ADPAN is appealing to the Taiwan authorities not to sign the execution warrant for Cheng Hsing-tse and to introduce an immediate moratorium on all executions.
Cheng Hsing-tse faces imminent execution following a decision made on 11 December by the Prosecutor General to reject a request for an extraordinary appeal. He was sentenced to death for killing a police officer in 2002 and his sentence was confirmed by the Supreme Court in 2006.
Cheng Hsing-tse has consistently testified that he was tortured by the police to extract a confession. No investigations into the torture allegations have taken place and no material evidence has been found linking Cheng to the crime.
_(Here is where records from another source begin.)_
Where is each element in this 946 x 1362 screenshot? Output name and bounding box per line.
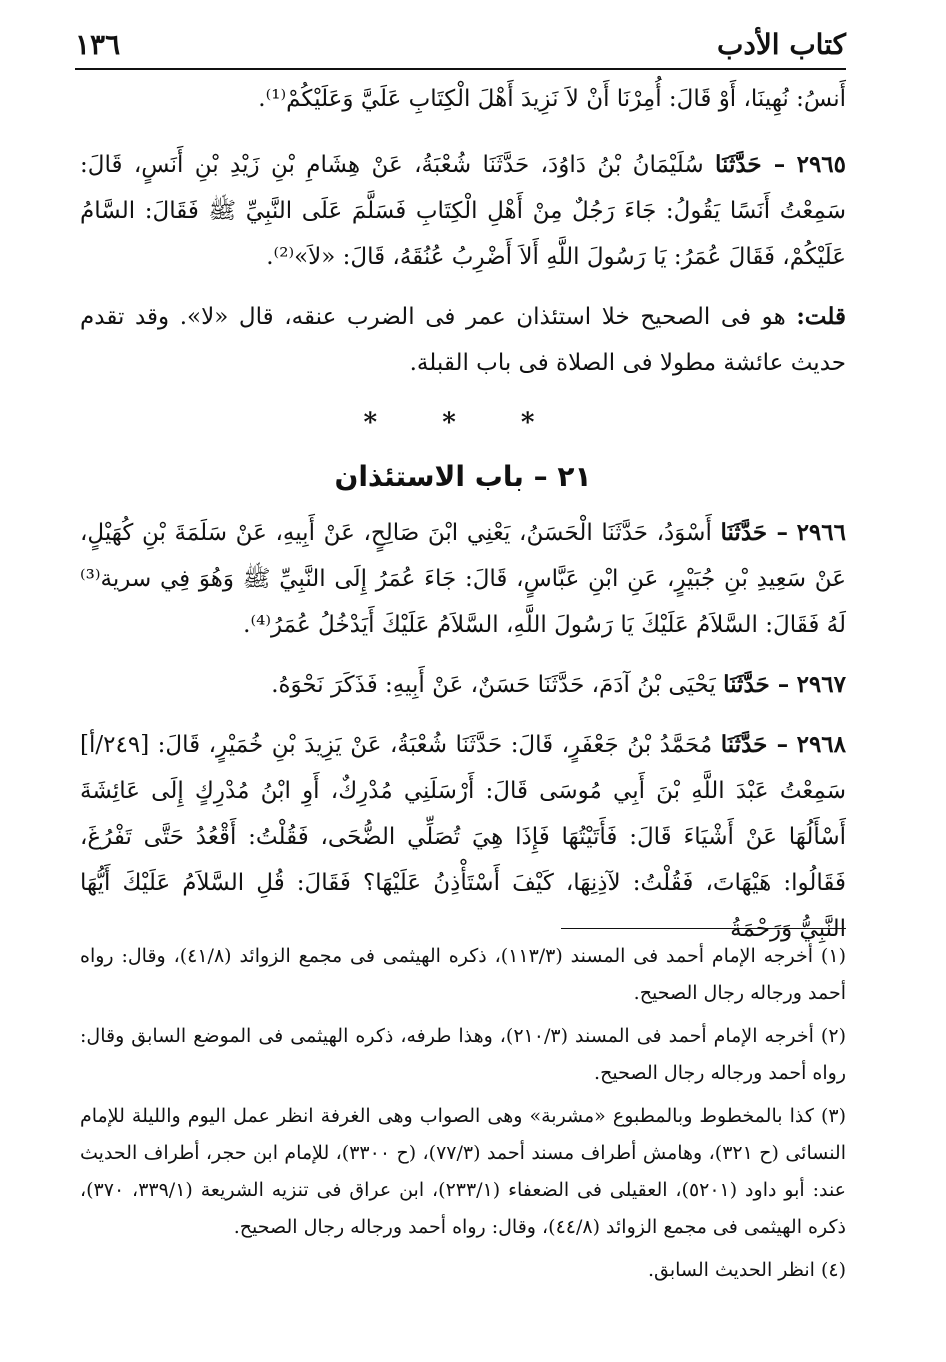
hadith-2967 bbox=[80, 662, 846, 708]
hadith-lead: – حَدَّثَنَا bbox=[715, 151, 786, 178]
hadith-number: ٢٩٦٦ bbox=[796, 519, 846, 546]
hadith-text: أَسْوَدُ، حَدَّثَنَا الْحَسَنُ، يَعْنِي ابْنَ صَالِحٍ، عَنْ أَبِيهِ، عَنْ سَلَمَةَ بْنِ كُهَيْلٍ، عَنْ سَعِيدِ بْنِ جُبَيْرٍ، عَنِ ابْنِ عَبَّاسٍ، قَالَ: جَاءَ عُمَرُ إِلَى النَّبِيِّ ﷺ وَهُوَ فِي سرية⁽³⁾ لَهُ فَقَالَ: السَّلاَمُ عَلَيْكَ يَا رَسُولَ اللَّهِ، السَّلاَمُ عَلَيْكَ أَيَدْخُلُ عُمَرُ⁽⁴⁾. bbox=[80, 520, 846, 638]
page-number: ١٣٦ bbox=[75, 28, 121, 61]
footnotes bbox=[80, 938, 846, 1295]
hadith-text: يَحْيَى بْنُ آدَمَ، حَدَّثَنَا حَسَنٌ، عَنْ أَبِيهِ: فَذَكَرَ نَحْوَهُ. bbox=[271, 672, 716, 698]
footnote-3: (٣) كذا بالمخطوط وبالمطبوع «مشربة» وهى الصواب وهى الغرفة انظر عمل اليوم والليلة للإمام النسائى (ح ٣٢١)، وهامش أطراف مسند أحمد (٧٧/٣)، (ح ٣٣٠٠)، للإمام ابن حجر، أطراف الحديث عند: أبو داود (٥٢٠١)، العقيلى فى الضعفاء (٢٣٣/١)، ابن عراق فى تنزيه الشريعة (٣٣٩/١، ٣٧٠)، ذكره الهيثمى فى مجمع الزوائد (٤٤/٨)، وقال: رواه أحمد ورجاله رجال الصحيح. bbox=[80, 1105, 847, 1238]
book-title: كتاب الأدب bbox=[717, 28, 846, 61]
hadith-number: ٢٩٦٧ bbox=[796, 671, 846, 698]
footnote-4: (٤) انظر الحديث السابق. bbox=[647, 1259, 846, 1281]
page-header bbox=[75, 28, 846, 70]
footnote-divider bbox=[561, 928, 846, 929]
hadith-lead: – حَدَّثَنَا bbox=[720, 731, 789, 758]
hadith-2965 bbox=[80, 142, 846, 280]
hadith-2968 bbox=[80, 722, 846, 952]
hadith-text: سُلَيْمَانُ بْنُ دَاوُدَ، حَدَّثَنَا شُعْبَةُ، عَنْ هِشَامِ بْنِ زَيْدِ بْنِ أَنَسٍ، قَالَ: سَمِعْتُ أَنَسًا يَقُولُ: جَاءَ رَجُلٌ مِنْ أَهْلِ الْكِتَابِ فَسَلَّمَ عَلَى النَّبِيِّ ﷺ فَقَالَ: السَّامُ عَلَيْكُمْ، فَقَالَ عُمَرُ: يَا رَسُولَ اللَّهِ أَلاَ أَضْرِبُ عُنُقَهُ، قَالَ: «لاَ»⁽²⁾. bbox=[80, 152, 846, 270]
comment-label: قلت: bbox=[796, 303, 846, 330]
hadith-number: ٢٩٦٥ bbox=[796, 151, 847, 178]
footnote-2: (٢) أخرجه الإمام أحمد فى المسند (٢١٠/٣)، وهذا طرفه، ذكره الهيثمى فى الموضع السابق وقال: رواه أحمد ورجاله رجال الصحيح. bbox=[80, 1025, 846, 1084]
comment-text: هو فى الصحيح خلا استئذان عمر فى الضرب عنقه، قال «لا». وقد تقدم حديث عائشة مطولا فى الصلاة فى باب القبلة. bbox=[80, 304, 846, 376]
hadith-text: مُحَمَّدُ بْنُ جَعْفَرٍ، قَالَ: حَدَّثَنَا شُعْبَةُ، عَنْ يَزِيدَ بْنِ خُمَيْرٍ، قَالَ: [٢٤٩/أ] سَمِعْتُ عَبْدَ اللَّهِ بْنَ أَبِي مُوسَى قَالَ: أَرْسَلَنِي مُدْرِكٌ، أَوِ ابْنُ مُدْرِكٍ إِلَى عَائِشَةَ أَسْأَلُهَا عَنْ أَشْيَاءَ قَالَ: فَأَتَيْتُهَا فَإِذَا هِيَ تُصَلِّي الضُّحَى، فَقُلْتُ: أَقْعُدُ حَتَّى تَفْرُغَ، فَقَالُوا: هَيْهَاتَ، فَقُلْتُ: لآذِنِهَا، كَيْفَ أَسْتَأْذِنُ عَلَيْهَا؟ فَقَالَ: قُلِ السَّلاَمُ عَلَيْكَ أَيُّهَا النَّبِيُّ وَرَحْمَةُ bbox=[80, 732, 846, 942]
continued-hadith: أَنسُ: نُهِينَا، أَوْ قَالَ: أُمِرْنَا أَنْ لاَ نَزِيدَ أَهْلَ الْكِتَابِ عَلَيَّ وَعَلَيْكُمْ⁽¹⁾. bbox=[258, 86, 846, 112]
hadith-lead: – حَدَّثَنَا bbox=[720, 519, 788, 546]
footnote-1: (١) أخرجه الإمام أحمد فى المسند (١١٣/٣)، ذكره الهيثمى فى مجمع الزوائد (٤١/٨)، وقال: رواه أحمد ورجاله رجال الصحيح. bbox=[80, 945, 846, 1004]
hadith-number: ٢٩٦٨ bbox=[796, 731, 847, 758]
hadith-2966 bbox=[80, 510, 846, 648]
chapter-title: ٢١ – باب الاستئذان bbox=[334, 460, 592, 493]
author-comment bbox=[80, 294, 846, 386]
section-separator: * * * bbox=[363, 408, 563, 438]
main-text bbox=[80, 76, 846, 966]
hadith-lead: – حَدَّثَنَا bbox=[723, 671, 790, 698]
His lawyers claim that there were irregularities with the investigation.
“This is an unfair trial”, says Lin Hsinyi, Director of the Taiwan Alliance to End the Death Penalty (TADEP) and member of the Anti-Death Penalty Asia Network (ADPAN). “In Taiwan it is very difficult to reopen a trial to prove innocence. International fair trials standards are explicit in stating that no one should be forced to testify against themselves or to confess guilt”.
Taiwan provides no procedures to allow those under sentence of death to seek a pardon or for the sentence to be commuted – a right recognised by the International Covenant on Civil and Political Rights which in 2009 the Taiwanese Government chose to implement.